3.じつは、苦労の体験というものは、マイナス要因なのである。 なぜなら、人間は苦労をすることによって、性格がどうしても暗くなり、いじけた考え方をしてしまう。 そして、努力によって苦労を克服した体験から、すばらしい知恵が身についたかのように思っているが、だいたいにおいてそこで得られたものは処世術にすぎない。 自分が獲得した処世術を他人に押し売りし、そのような処世術を身につけていない人を叱る傾向がある。 それが苦労の体験者の大きな欠点である。 苦労の体験はしないほうがいいし、あまり苦労の体験を持ち上げないほうがいい。 と同時に、苦労を体験しながら、明るく楽天的でいられる人は、ものすごく立派な人である。 わたしはそのような人を尊敬する。
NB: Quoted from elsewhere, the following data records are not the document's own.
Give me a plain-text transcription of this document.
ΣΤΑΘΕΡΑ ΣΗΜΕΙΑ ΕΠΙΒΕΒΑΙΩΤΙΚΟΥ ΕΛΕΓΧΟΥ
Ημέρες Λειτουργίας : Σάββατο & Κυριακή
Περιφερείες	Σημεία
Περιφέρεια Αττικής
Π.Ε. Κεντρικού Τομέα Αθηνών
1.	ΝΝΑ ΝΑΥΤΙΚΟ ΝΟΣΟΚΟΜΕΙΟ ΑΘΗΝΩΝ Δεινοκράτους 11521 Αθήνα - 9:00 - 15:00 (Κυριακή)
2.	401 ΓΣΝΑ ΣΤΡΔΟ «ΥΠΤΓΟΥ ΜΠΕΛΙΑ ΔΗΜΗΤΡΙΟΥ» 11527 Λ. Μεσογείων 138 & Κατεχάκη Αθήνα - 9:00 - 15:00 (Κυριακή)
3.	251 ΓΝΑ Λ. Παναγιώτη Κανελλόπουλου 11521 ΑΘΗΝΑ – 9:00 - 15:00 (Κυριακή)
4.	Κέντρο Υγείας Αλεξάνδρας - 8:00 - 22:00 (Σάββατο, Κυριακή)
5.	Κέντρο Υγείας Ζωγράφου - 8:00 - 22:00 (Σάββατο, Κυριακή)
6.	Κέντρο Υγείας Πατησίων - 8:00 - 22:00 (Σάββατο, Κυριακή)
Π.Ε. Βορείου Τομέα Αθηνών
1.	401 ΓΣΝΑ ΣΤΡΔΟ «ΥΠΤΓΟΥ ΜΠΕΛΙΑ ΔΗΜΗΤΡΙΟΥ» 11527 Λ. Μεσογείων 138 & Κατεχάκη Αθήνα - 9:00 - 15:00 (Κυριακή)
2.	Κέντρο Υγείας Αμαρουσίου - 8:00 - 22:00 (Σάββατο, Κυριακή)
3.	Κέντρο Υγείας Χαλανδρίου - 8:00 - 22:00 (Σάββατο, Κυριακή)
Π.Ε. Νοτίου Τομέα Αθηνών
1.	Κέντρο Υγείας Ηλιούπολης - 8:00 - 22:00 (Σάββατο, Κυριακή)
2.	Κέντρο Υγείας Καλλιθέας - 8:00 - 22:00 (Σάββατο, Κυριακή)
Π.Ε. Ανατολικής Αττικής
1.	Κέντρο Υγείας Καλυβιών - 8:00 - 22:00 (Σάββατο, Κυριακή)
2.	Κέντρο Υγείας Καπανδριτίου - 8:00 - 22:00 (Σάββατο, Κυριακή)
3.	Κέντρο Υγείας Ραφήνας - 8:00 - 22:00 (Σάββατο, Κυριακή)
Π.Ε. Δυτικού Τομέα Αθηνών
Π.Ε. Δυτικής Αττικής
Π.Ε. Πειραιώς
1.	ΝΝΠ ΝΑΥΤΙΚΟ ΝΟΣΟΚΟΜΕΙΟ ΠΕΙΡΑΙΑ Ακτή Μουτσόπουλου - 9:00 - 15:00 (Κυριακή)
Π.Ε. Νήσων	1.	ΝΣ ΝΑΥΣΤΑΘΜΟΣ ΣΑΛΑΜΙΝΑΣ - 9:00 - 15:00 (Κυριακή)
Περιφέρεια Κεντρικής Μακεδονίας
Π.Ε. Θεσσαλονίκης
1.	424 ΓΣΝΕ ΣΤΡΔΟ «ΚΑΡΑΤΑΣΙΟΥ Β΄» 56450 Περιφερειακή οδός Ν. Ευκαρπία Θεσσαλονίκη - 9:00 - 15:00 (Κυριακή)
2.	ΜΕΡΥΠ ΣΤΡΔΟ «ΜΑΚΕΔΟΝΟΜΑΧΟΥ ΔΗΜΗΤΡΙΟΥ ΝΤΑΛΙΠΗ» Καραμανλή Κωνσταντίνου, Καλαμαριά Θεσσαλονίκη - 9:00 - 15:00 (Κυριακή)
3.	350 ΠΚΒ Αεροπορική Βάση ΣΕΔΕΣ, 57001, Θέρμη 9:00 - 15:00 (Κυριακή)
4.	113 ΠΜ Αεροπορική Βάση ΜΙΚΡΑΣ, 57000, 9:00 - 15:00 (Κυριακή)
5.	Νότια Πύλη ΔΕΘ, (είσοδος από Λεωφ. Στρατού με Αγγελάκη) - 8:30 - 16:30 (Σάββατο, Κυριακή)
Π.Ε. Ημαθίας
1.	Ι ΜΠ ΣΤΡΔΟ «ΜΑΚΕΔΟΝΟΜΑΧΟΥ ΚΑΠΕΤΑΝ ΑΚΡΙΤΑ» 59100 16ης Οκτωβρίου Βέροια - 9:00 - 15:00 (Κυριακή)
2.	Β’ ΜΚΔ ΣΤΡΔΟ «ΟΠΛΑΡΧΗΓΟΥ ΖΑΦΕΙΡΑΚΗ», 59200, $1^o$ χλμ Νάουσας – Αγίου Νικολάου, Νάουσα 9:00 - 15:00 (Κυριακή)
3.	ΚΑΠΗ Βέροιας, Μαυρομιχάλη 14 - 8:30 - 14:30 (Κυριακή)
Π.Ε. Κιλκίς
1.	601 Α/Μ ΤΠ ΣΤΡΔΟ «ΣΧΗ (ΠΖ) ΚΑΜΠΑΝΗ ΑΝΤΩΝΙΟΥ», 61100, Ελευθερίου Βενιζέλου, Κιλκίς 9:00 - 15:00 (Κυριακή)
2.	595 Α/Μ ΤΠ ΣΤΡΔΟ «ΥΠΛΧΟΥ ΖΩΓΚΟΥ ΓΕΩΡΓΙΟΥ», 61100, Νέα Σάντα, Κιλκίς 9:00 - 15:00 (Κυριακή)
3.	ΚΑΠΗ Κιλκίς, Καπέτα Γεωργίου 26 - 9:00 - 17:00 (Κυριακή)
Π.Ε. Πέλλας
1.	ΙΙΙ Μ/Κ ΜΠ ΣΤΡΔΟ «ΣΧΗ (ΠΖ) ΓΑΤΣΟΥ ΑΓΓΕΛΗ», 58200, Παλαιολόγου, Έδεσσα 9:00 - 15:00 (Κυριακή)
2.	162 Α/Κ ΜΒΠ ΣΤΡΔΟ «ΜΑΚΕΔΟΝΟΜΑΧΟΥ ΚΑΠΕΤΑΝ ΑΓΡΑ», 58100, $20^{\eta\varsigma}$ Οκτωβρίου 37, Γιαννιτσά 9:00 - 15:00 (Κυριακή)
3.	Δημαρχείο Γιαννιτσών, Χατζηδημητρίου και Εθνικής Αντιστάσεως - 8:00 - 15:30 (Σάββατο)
◆本書の中にこんな話があった。 ●わたしたちは、貧しい人を見たり、目の不自由な人と出会ったとき、思わず、「かわいそうに・・・」と言ってしまう。 けれども、それは本質的には相手に対する軽蔑の言葉であり、言っている側の優越感が誇示された言葉である。 インドを旅行したとき、わたしはガイ ドのインド人からそのことを教わった。 ●インド人は言った。 あなたがた日本人は思い上がっているのではないか。 インドに来て貧しい人々を見て、日本人はすぐに「かわいそうに」と言うが、貧者の多くは幸福に生きているのだ。 あなたがたは、金持ちだけが幸福になれて、貧乏人は不幸だと思い込んでいるようだけれども、それは日本人の傲慢さである。
◆実は、貧乏にも、病気にも、苦労にも、そこに色はついていない。 色とは、「大変だ」とか「つらそうだ」「かわいそう」「不幸だ」という評価や思い込みだ。 貧乏であっても幸せな人はいる。 病気であっても、幸せに過ごしている人はいる。 苦労もまた同じだ。 すべては、その人の見方次第、考え方次第でどちらにも変わる。 どんな状況にあろうと、そこに幸せの種を見つけることができるかどうか、ということだ。
◆「苦労」の中に面白さや楽しさを見出す人。 「苦労」をゲームのように愉(たの)しむことができる人。 「今まで、苦労したことがない」と言っている人。 それが、「苦労」を、苦労と思っていない人。 苦労を体験しながら・・・ 明るく楽天的でいられる人でありたい。